I know what you mean, but sometimes it's good to read something "outside your bailiwick".
There are a number of authors and works I would probably never have read without the reading challenges.
 
The problem is that as soon as it's a reading challenge for the site, my brain shifts from simple enjoyment reading to reading to see what the work can give me (e.g. what questions I can ask about it)
When I actively read I enjoy the work much less
 
I can't remember the last time when I just read a book without a pen and paper to take some notes. That was long before I joined Literature SE.
 
And my English teachers have repeatedly insisted that actively reading is better, but then they are literature teachers
And you are a tsundoku
 
Haha!
 
9:14 PM
I will soon by bed-doku.
 
Trying to create a pun around this one and it's not working.
 
I guess you're not pun-doku.
 
9:41 PM
Haaaaaaaaa.
 
I call shenanigans.
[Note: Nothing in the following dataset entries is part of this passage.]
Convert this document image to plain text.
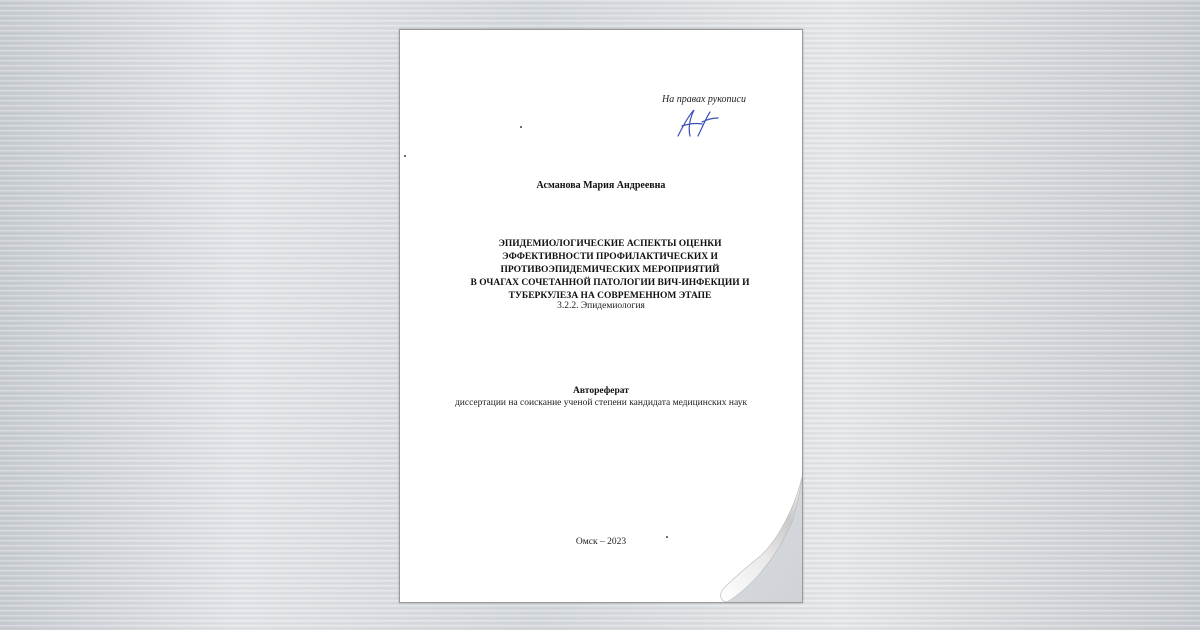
На правах рукописи
Асманова Мария Андреевна
ЭПИДЕМИОЛОГИЧЕСКИЕ АСПЕКТЫ ОЦЕНКИ
ЭФФЕКТИВНОСТИ ПРОФИЛАКТИЧЕСКИХ И
ПРОТИВОЭПИДЕМИЧЕСКИХ МЕРОПРИЯТИЙ
В ОЧАГАХ СОЧЕТАННОЙ ПАТОЛОГИИ ВИЧ-ИНФЕКЦИИ И
ТУБЕРКУЛЕЗА НА СОВРЕМЕННОМ ЭТАПЕ
3.2.2. Эпидемиология
Автореферат
диссертации на соискание ученой степени кандидата медицинских наук
Омск – 2023
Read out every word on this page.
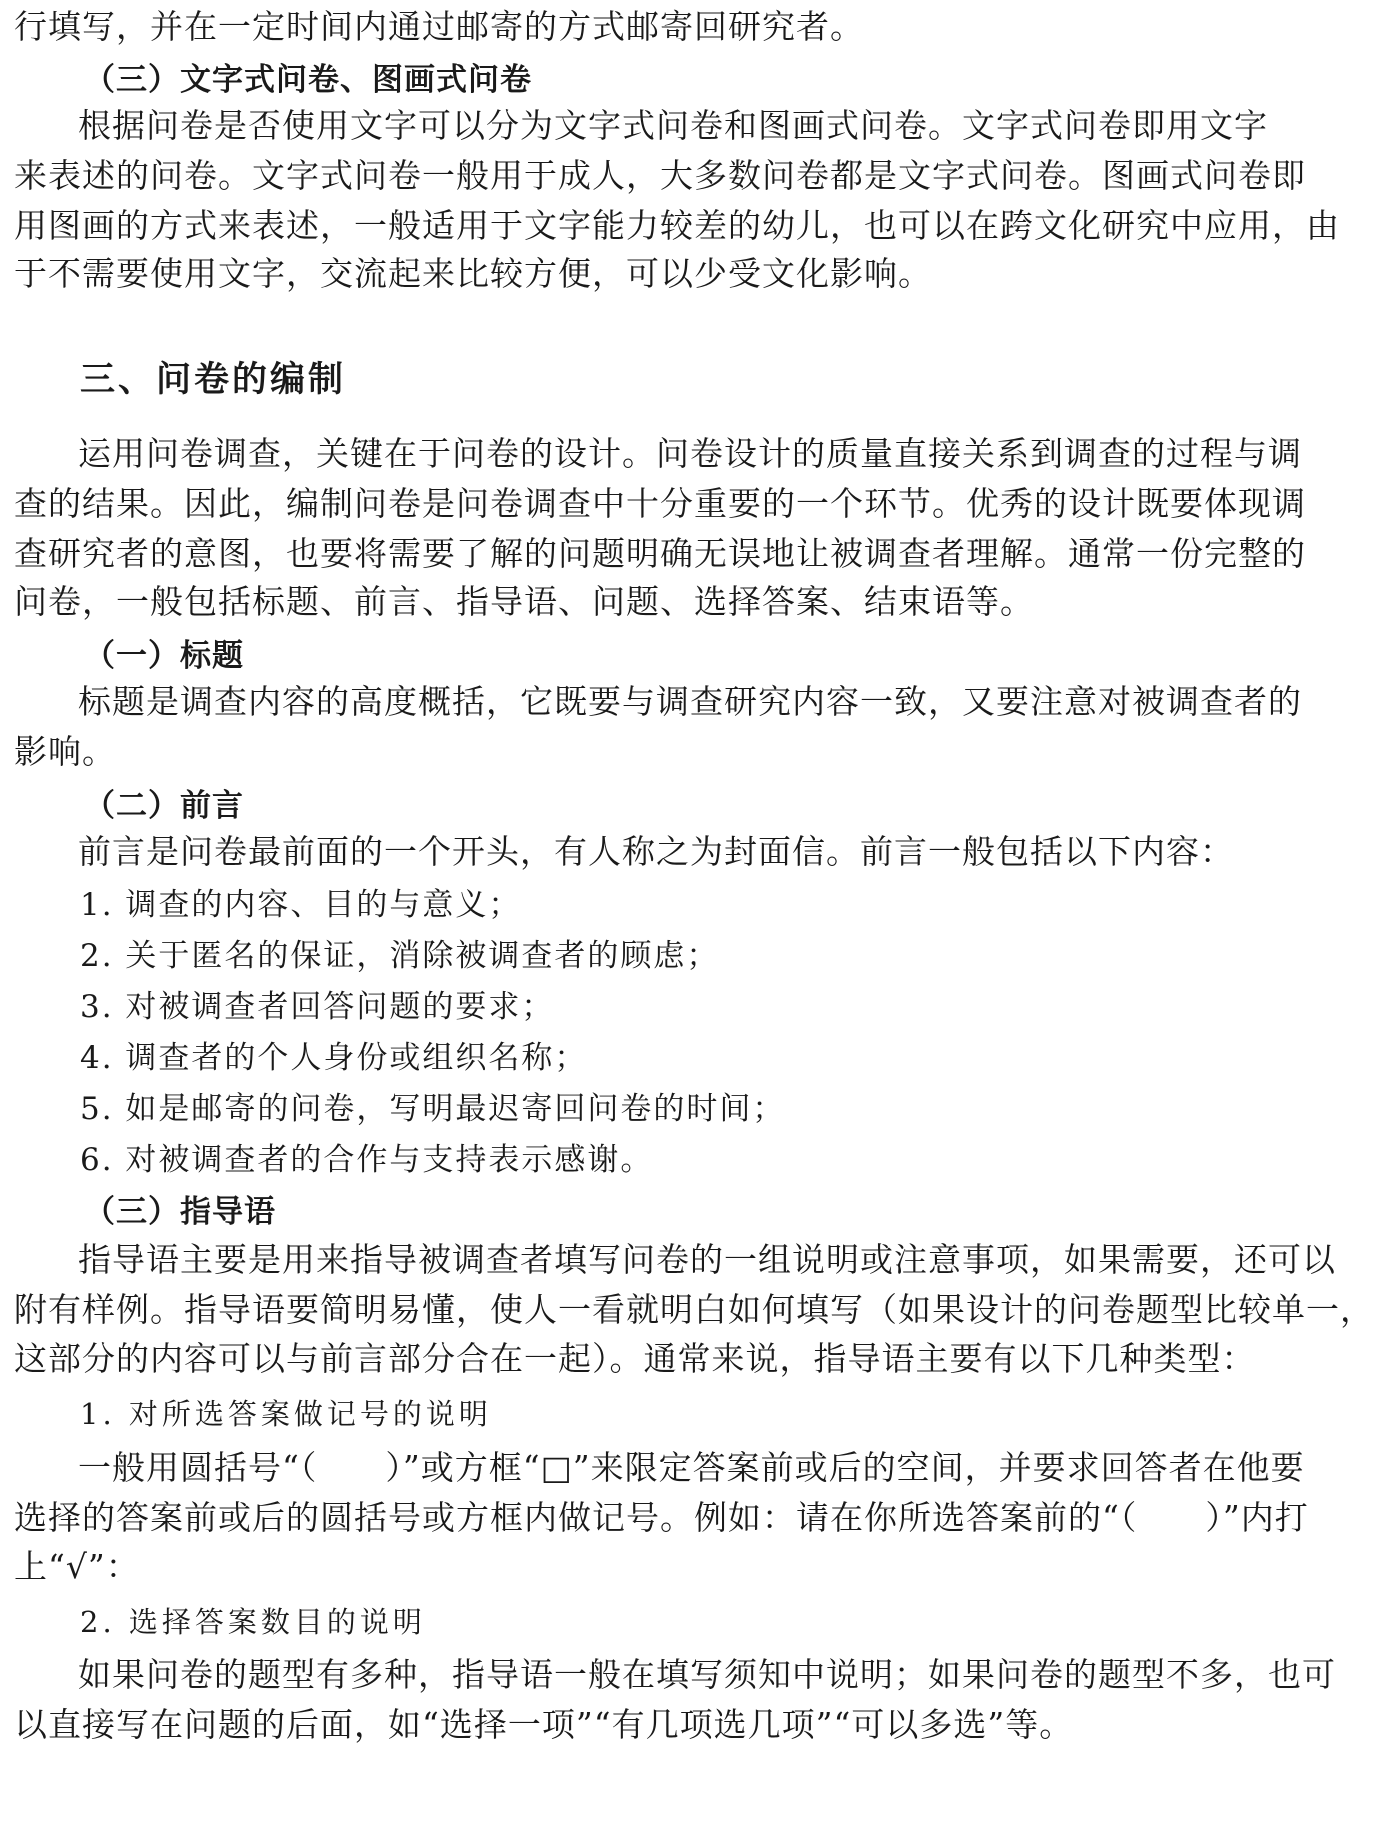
行填写，并在一定时间内通过邮寄的方式邮寄回研究者。
（三）文字式问卷、图画式问卷
根据问卷是否使用文字可以分为文字式问卷和图画式问卷。文字式问卷即用文字
来表述的问卷。文字式问卷一般用于成人，大多数问卷都是文字式问卷。图画式问卷即
用图画的方式来表述，一般适用于文字能力较差的幼儿，也可以在跨文化研究中应用，由
于不需要使用文字，交流起来比较方便，可以少受文化影响。
三、问卷的编制
运用问卷调查，关键在于问卷的设计。问卷设计的质量直接关系到调查的过程与调
查的结果。因此，编制问卷是问卷调查中十分重要的一个环节。优秀的设计既要体现调
查研究者的意图，也要将需要了解的问题明确无误地让被调查者理解。通常一份完整的
问卷，一般包括标题、前言、指导语、问题、选择答案、结束语等。
（一）标题
标题是调查内容的高度概括，它既要与调查研究内容一致，又要注意对被调查者的
影响。
（二）前言
前言是问卷最前面的一个开头，有人称之为封面信。前言一般包括以下内容：
1. 调查的内容、目的与意义；
2. 关于匿名的保证，消除被调查者的顾虑；
3. 对被调查者回答问题的要求；
4. 调查者的个人身份或组织名称；
5. 如是邮寄的问卷，写明最迟寄回问卷的时间；
6. 对被调查者的合作与支持表示感谢。
（三）指导语
指导语主要是用来指导被调查者填写问卷的一组说明或注意事项，如果需要，还可以
附有样例。指导语要简明易懂，使人一看就明白如何填写（如果设计的问卷题型比较单一，
这部分的内容可以与前言部分合在一起）。通常来说，指导语主要有以下几种类型：
1. 对所选答案做记号的说明
一般用圆括号“（　　）”或方框“□”来限定答案前或后的空间，并要求回答者在他要
选择的答案前或后的圆括号或方框内做记号。例如：请在你所选答案前的“（　　）”内打
上“√”：
2. 选择答案数目的说明
如果问卷的题型有多种，指导语一般在填写须知中说明；如果问卷的题型不多，也可
以直接写在问题的后面，如“选择一项”“有几项选几项”“可以多选”等。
That's not how birds laugh.
 
I'm a bit worried, who is "Shenanigans" exactly?
If they're a bird, though, I can help you with the call!
 
humphs and drops large hat onto @Slate
 
Scree!!
aggressive feather-ruffling and muffled flapping from under the hat.
 
that'll teach her to mess with a sentient crown!
 
9:47 PM
Pfffff
 
 
2 hours later…
11:51 PM
@Tsundoku I haven't read Musil, but I did make my way thru 2/3 of an English translation of Broch's The Sleepwalkers. Right now I'm working my way thru the English translations of Kawabata Yasunari's works.